As Luther's health continued feeble, he thought of leaving the place of his confinement. But how could he manage it? To appear in public would be exposing his life. The back of the mountain on which the fortress stood was crossed by numerous footways, bordered by tufts of strawberries. The heavy gate of the castle opened, and the prisoner ventured, not without fear, to gather some of the fruit.[42] By degrees he grew bolder, and in his knight's garb began to wander through the surrounding country, attended by one of the guards of the castle, a worthy but somewhat churlish man. One day, having entered an inn, Luther threw aside his sword, which encumbered him, and hastily took up some books that lay there. His nature got the better of his prudence. His guardian trembled for fear this movement, so extraordinary in a soldier, should excite suspicions that the doctor was not really a knight. At another time the two comrades alighted at the convent of Reinhardsbrunn, where Luther had slept a few months before on his road to Worms.[43] Suddenly one of the lay-brothers uttered a cry of surprise. Luther was recognised. His attendant perceived it, and dragged him hastily away; and already they were galloping far from the cloister before the astonished brother had recovered from his amazement.

A HUNTING-PARTY.

The military life of the doctor had at intervals something about it truly theological. One day the nets were made ready—the gates of the fortress opened—the long-eared dogs rushed forth. Luther desired to taste the pleasures of the chase. The huntsmen soon grew animated; the dogs sprang forward, driving the game from the covers. In the midst of all this uproar, the Knight George stands motionless: his mind is occupied with serious thoughts; the objects around him fill his heart with sorrow.[44] "Is not this," says he, "the image of the devil setting on his dogs—that is, the bishops, those representatives of Antichrist, and urging them in pursuit of poor souls?"[45] A young hare was taken: delighted at the prospect of liberating it, he wrapped it carefully in his cloak, and set it down in the midst of a thicket; but hardly had he taken a few steps before the dogs scented the animal and killed it. Luther, attracted by the noise, uttered a groan of sorrow, and exclaimed: "O pope! and thou, too, Satan! it is thus ye endeavour to destroy even those souls that have been saved from death!"[46]


CHAPTER III.

Commencement of the Reform—Marriage of Feldkirchen—The Marriage of Monks—Theses—Tract against Monachism—Luther no longer a Monk.
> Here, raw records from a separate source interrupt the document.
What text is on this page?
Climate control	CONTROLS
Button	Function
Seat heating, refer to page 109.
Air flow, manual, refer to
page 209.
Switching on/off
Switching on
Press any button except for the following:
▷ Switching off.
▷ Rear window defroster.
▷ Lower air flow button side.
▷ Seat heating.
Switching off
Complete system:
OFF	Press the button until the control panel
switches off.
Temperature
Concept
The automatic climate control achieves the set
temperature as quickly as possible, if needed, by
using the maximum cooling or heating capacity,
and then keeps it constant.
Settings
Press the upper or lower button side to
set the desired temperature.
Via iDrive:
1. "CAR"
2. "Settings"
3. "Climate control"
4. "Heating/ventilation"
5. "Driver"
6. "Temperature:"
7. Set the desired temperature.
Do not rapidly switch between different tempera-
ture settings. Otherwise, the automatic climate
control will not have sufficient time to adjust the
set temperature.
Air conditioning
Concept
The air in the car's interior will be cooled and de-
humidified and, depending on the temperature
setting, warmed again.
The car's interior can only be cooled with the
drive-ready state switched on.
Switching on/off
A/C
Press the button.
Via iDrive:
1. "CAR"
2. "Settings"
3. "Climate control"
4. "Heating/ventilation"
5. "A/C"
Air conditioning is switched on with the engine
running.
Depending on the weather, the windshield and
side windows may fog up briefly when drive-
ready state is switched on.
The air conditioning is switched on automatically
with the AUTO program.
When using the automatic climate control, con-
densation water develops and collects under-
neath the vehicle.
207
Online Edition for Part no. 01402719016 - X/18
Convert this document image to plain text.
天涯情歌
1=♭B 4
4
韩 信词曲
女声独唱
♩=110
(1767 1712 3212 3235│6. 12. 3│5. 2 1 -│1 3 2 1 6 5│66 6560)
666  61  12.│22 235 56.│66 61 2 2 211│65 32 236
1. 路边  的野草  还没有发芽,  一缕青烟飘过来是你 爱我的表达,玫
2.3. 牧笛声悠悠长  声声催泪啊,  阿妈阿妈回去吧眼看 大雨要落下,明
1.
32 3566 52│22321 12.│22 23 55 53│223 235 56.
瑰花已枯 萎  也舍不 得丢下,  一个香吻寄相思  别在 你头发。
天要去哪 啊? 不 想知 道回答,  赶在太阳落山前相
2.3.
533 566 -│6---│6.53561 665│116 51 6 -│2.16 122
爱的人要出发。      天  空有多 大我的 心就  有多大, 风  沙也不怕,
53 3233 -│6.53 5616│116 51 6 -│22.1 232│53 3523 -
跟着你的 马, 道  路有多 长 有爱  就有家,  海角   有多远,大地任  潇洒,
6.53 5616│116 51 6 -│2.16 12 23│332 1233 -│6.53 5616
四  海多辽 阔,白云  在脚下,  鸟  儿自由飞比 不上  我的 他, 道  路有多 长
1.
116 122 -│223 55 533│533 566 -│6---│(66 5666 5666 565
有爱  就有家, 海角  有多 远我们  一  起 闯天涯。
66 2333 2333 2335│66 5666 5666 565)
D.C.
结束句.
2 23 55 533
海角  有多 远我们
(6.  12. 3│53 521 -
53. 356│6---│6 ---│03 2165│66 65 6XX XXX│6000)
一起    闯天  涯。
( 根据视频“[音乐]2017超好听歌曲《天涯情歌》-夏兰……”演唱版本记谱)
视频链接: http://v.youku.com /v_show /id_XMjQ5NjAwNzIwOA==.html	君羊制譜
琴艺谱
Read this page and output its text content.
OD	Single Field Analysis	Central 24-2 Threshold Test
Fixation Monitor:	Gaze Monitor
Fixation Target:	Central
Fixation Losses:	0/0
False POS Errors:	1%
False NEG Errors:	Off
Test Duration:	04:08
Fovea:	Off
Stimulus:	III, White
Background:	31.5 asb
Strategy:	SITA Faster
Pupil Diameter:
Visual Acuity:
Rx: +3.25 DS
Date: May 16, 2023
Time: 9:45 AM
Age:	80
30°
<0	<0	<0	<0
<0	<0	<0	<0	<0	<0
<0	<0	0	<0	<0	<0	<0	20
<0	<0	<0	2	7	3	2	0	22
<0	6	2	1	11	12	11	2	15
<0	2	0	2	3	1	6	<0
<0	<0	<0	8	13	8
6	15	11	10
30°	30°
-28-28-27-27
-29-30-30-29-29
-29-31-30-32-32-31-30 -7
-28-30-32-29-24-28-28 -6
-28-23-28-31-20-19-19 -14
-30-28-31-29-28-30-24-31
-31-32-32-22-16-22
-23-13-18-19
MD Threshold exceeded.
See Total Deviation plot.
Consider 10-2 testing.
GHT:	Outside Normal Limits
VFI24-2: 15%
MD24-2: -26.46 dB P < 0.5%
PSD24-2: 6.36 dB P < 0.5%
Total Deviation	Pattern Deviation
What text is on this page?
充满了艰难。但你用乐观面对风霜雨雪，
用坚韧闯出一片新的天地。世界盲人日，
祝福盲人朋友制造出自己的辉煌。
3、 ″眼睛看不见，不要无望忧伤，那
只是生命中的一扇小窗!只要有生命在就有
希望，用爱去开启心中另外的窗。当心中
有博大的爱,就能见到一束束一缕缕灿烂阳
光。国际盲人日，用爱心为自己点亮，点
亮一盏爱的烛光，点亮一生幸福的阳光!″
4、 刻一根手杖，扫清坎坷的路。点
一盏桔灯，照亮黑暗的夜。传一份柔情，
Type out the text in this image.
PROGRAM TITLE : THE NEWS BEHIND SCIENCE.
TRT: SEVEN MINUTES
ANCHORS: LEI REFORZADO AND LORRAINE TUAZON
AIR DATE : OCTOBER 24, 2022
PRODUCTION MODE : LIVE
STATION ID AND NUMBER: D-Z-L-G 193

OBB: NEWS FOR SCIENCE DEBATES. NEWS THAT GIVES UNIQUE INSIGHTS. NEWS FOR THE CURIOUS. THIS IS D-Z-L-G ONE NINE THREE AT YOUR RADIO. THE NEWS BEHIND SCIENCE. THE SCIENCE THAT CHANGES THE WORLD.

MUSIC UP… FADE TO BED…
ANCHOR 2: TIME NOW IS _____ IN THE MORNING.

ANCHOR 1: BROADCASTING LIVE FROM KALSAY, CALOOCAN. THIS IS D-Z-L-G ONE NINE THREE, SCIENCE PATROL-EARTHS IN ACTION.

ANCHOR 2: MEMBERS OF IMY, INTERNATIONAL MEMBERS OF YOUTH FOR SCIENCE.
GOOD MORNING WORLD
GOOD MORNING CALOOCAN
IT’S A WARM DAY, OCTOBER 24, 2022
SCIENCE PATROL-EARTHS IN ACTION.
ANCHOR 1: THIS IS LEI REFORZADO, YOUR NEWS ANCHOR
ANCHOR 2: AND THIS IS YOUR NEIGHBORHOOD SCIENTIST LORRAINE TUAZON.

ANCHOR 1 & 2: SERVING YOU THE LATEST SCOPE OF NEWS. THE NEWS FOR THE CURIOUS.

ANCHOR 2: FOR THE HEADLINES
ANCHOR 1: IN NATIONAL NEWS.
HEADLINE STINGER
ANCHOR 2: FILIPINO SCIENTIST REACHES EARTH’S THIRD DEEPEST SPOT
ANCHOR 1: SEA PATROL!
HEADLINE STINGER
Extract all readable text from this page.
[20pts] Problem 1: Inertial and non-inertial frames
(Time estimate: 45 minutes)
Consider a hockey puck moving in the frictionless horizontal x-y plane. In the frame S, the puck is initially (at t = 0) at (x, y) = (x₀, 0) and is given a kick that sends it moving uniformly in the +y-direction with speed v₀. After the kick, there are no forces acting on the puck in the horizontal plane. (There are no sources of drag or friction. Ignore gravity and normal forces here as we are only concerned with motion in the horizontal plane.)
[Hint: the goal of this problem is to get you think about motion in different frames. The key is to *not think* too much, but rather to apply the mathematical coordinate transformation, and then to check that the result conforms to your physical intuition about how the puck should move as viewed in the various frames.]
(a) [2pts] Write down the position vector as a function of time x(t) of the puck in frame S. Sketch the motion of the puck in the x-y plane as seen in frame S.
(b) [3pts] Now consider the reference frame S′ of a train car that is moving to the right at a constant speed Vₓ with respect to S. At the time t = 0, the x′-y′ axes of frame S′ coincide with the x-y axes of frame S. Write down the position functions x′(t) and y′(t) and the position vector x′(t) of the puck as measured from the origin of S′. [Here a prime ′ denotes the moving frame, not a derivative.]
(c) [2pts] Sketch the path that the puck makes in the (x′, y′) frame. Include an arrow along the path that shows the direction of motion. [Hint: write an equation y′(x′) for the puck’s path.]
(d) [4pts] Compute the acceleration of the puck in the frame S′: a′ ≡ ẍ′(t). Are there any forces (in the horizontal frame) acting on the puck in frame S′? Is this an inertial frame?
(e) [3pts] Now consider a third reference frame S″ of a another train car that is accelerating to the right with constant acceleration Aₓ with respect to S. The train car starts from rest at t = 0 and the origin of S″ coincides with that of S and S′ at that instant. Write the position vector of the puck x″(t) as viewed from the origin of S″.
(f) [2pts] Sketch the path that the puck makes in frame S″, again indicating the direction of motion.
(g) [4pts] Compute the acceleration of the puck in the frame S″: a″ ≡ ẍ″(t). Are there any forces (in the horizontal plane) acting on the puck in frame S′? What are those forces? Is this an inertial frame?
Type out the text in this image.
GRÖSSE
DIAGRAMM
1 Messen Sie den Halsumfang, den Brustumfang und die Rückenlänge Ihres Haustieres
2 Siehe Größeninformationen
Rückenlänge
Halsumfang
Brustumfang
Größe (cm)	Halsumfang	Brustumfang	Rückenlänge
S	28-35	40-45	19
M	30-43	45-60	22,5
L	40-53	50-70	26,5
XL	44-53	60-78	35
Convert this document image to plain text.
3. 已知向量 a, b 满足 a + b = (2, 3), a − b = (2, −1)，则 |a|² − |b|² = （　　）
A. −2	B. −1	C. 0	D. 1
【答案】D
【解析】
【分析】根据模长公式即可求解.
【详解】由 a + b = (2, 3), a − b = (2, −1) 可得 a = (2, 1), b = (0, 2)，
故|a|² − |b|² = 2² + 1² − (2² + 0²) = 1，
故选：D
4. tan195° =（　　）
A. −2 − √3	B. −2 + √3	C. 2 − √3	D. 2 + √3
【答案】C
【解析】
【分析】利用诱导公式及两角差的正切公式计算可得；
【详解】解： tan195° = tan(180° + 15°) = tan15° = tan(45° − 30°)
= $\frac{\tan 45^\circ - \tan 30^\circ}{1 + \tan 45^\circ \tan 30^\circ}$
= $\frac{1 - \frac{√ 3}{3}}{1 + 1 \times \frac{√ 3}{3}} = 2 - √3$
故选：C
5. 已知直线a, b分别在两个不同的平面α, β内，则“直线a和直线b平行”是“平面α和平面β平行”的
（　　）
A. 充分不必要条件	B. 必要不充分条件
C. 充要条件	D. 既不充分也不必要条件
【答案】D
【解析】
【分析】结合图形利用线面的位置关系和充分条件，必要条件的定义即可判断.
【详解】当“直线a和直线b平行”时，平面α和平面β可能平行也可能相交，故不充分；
COMMENCEMENT OF THE REFORM.

While the doctor of Wittemberg, thus dead to the world, was seeking relaxation in these sports in the neighbourhood of the Wartburg, the work was going on as if of itself: the Reform was beginning; it was no longer restricted to doctrine, it entered deeply into men's actions. Bernard Feldkirchen, pastor of Kemberg, the first under Luther's directions to attack the errors of Rome,[47] was also the first to throw off the yoke of its institutions. He married.

The Germans are fond of social life and domestic joys; and hence, of all the papal ordinances, compulsory celibacy was that which produced the saddest consequences. This law, which had been first imposed on the heads of the clergy, had prevented the ecclesiastical fiefs from becoming hereditary. But when extended by Gregory VII. to the inferior clergy, it was attended with the most deplorable results. Many priests had evaded the obligations imposed upon them by the most scandalous disorders, and had drawn contempt and hatred on the whole body; while those who had submitted to Hildebrand's law were inwardly exasperated against the Church, because, while conferring on its superior dignitaries so much power, wealth, and earthly enjoyment, it bound its humbler ministers, who were its most useful supporters, to a self-denial so contrary to the Gospel.